Kalitesiz kent markalaşamaz
Türker, kalitesiz bir kentin markalaşamayacağını ifade ederek, “Arkasındaki strateji, çaba ve hikaye bilinmeden sadece bir logo ve slogana sahip olmak, bunları kullanarak tanıtım yapmak o kenti başarıya ulaştırmaz. Bu gereksiz çabalar şehirlere vakit ve nakit kaybettirir. Şehirler arasında her yıl gayrisafi hasıla, istihdam, eğitim, yaratıcı-yenilikçilik, ulaşım, siyasi ve sosyal çevre, iktisadi çevre, sosyo-kültürel çevre, sağlık, kamusal hizmetler ve ulaşım, dinlence, doğal çevre, insan sermayesi gibi kriterler gözetilerek sıralamalar yapılıyor. Önemli olan, bu farklı değerlendirmelere rağmen üst sıralarda yer alan şehirler arasında olabilmek” diye konuştu.

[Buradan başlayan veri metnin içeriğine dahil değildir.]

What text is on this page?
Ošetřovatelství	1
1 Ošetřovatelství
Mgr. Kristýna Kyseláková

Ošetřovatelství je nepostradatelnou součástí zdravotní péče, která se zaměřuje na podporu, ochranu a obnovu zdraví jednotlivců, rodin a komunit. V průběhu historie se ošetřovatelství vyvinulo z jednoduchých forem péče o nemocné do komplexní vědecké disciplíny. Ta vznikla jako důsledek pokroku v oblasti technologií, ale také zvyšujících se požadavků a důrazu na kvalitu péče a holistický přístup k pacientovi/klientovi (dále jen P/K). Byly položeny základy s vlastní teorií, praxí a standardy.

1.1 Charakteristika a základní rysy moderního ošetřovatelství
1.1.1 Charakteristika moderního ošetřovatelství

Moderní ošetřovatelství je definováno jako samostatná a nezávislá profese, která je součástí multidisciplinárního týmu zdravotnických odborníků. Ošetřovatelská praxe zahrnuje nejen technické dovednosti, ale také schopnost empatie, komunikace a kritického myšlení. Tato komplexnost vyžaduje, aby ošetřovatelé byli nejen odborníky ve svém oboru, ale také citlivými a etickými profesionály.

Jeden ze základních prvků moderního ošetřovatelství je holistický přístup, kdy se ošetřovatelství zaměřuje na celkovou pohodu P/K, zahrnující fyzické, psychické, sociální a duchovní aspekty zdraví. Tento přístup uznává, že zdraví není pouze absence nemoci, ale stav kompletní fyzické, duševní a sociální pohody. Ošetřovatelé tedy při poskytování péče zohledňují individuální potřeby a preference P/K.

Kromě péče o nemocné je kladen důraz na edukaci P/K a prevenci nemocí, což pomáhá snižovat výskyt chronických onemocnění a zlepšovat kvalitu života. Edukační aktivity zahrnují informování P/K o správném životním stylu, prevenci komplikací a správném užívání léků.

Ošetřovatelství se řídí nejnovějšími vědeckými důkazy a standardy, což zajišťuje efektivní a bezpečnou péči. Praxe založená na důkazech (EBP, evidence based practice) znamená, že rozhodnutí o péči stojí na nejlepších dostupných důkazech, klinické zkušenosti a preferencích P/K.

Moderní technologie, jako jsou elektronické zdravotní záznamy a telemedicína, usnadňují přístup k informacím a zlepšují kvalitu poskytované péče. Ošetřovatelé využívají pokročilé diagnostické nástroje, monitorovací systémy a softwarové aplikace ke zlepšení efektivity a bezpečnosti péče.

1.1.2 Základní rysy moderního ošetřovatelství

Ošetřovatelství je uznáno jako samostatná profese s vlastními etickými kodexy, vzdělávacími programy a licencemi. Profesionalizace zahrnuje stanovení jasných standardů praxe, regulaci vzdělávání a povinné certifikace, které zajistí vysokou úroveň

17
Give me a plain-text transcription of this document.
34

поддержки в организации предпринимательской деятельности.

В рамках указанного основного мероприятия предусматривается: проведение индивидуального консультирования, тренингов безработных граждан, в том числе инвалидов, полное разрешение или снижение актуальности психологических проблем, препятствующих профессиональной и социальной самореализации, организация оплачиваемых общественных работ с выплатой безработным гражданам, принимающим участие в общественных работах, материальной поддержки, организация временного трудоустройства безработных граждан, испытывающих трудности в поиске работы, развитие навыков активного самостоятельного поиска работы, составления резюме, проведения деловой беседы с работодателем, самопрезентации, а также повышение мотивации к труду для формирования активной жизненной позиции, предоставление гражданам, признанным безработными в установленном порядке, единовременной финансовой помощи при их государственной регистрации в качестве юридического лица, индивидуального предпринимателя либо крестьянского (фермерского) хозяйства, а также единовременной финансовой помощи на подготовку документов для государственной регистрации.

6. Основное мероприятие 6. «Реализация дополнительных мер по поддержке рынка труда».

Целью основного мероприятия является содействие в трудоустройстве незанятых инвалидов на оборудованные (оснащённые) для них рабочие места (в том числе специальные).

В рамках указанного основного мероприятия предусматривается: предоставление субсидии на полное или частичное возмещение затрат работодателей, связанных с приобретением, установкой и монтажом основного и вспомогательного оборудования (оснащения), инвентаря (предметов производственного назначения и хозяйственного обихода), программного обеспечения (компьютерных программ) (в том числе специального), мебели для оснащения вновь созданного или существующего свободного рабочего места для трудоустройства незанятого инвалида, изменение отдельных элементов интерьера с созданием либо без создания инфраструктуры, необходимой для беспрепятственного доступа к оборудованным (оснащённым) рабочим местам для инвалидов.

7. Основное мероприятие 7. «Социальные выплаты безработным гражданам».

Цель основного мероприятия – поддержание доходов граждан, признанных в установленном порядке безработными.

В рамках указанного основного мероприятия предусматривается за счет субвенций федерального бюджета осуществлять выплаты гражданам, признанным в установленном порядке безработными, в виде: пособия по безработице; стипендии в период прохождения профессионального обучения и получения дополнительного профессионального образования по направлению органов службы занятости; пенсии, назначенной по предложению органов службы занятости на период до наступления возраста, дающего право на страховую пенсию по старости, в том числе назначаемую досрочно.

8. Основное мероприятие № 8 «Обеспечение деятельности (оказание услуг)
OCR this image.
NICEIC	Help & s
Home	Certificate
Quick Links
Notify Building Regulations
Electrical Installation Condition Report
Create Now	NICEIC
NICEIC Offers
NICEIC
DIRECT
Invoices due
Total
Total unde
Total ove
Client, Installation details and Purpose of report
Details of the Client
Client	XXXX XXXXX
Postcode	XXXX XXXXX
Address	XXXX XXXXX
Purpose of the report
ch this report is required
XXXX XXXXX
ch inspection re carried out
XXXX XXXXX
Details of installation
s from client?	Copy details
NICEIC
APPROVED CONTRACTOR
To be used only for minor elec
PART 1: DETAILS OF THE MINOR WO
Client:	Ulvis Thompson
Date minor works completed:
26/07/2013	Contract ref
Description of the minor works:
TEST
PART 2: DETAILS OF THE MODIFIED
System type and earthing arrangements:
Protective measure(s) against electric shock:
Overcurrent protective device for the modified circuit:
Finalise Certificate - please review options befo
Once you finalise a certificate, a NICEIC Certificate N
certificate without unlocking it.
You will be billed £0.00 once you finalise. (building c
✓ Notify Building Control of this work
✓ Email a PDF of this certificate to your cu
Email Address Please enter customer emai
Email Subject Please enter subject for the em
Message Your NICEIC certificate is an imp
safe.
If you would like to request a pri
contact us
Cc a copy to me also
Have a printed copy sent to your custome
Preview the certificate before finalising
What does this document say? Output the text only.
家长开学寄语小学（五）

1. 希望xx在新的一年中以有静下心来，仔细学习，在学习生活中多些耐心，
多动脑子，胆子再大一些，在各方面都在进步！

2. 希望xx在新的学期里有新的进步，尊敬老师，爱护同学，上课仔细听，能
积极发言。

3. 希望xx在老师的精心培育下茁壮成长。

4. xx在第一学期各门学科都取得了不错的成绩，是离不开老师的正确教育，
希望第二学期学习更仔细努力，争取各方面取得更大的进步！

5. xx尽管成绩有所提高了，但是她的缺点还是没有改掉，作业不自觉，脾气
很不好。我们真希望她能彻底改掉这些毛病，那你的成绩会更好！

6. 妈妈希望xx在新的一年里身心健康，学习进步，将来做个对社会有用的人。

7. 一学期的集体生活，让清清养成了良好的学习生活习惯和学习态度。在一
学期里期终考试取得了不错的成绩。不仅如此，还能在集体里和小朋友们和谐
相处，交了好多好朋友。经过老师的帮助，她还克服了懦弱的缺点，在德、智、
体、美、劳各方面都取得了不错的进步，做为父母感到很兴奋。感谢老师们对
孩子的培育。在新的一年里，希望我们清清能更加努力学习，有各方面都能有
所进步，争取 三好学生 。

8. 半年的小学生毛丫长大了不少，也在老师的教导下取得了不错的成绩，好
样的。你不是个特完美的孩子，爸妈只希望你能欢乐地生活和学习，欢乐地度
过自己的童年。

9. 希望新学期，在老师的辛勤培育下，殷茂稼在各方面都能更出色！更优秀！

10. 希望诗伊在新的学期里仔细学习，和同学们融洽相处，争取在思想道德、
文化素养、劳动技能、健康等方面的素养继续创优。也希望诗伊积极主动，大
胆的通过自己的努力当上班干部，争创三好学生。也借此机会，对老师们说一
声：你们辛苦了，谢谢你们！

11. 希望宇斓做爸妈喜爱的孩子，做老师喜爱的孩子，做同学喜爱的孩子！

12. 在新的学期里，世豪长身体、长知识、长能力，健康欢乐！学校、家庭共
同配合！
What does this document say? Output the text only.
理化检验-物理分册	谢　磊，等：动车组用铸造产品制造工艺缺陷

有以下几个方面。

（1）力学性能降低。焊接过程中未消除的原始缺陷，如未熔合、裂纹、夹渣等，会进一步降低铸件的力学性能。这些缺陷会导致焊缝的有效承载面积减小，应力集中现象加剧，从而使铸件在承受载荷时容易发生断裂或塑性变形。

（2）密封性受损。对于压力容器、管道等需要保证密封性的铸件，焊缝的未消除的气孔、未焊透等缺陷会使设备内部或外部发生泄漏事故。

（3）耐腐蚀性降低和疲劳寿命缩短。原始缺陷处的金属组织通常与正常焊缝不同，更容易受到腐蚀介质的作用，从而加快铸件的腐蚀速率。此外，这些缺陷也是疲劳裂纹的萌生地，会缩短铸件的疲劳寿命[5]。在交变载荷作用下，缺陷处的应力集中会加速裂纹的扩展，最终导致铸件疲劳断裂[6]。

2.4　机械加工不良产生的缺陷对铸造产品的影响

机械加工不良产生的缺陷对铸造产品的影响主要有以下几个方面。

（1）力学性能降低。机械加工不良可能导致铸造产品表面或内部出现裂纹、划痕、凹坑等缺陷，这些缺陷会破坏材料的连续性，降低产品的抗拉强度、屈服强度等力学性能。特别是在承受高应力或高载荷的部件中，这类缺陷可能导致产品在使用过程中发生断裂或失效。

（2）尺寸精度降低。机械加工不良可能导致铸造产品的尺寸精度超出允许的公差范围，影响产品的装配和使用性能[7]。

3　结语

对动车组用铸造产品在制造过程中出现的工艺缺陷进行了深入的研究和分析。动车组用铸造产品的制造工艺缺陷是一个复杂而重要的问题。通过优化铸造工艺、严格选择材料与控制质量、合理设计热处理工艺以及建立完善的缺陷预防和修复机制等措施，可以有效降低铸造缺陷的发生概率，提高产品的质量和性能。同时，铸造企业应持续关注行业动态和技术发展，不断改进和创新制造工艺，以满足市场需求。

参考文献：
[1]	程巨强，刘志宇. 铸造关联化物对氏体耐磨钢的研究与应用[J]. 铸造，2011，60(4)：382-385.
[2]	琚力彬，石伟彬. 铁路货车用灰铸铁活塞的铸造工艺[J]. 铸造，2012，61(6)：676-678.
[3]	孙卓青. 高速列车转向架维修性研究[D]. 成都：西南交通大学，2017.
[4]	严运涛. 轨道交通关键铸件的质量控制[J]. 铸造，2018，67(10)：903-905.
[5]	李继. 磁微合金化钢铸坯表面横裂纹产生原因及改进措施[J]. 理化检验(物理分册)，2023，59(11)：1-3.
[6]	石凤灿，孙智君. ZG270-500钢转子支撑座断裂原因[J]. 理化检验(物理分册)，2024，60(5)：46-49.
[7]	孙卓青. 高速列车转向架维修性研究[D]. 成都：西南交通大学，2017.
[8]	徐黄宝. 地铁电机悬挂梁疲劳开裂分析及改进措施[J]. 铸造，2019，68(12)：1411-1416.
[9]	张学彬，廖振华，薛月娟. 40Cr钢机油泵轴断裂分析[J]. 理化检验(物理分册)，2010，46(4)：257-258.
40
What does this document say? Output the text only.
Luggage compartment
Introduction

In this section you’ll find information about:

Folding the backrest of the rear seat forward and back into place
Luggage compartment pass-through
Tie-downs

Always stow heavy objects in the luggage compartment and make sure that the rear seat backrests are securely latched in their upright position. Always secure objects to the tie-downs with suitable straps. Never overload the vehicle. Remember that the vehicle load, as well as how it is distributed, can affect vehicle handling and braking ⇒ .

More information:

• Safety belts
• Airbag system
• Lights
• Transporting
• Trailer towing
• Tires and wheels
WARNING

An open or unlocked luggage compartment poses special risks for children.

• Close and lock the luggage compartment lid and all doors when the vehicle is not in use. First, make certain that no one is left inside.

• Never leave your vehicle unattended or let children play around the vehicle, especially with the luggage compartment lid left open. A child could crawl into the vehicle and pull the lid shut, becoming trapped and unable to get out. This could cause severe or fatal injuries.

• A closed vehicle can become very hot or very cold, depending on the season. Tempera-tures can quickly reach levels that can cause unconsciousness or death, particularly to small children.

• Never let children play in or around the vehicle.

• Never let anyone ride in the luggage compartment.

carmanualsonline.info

Hedef daha fazla turist çekmek
Kentlerin markalaşmasının birçok önemli parametre ve hedefin gerçekleştirilmesi ile elde edilebilecek bir konu olduğunu anlatan Türker, “Uzun vadeli, birçok teknik ve artistik konunun entegre olarak planlanıp, uygulanmasını, denetimini, yüksek bilgi ve çalışmayı gerektirir” dedi. Yalnızca reklam yapmakla marka olunamayacağına dikkat çeken Türker, amacın daha fazla turist çekmek, yatırımları canlandırmak, değerli katkılar sağlayabilecek yaratıcı insanları kentte yaşamaya ikna etmek olması gerektiğini söyledi. Türker, nihai amacın şehrin kalkınmasını sağlamak olduğunu sözlerine ekledi.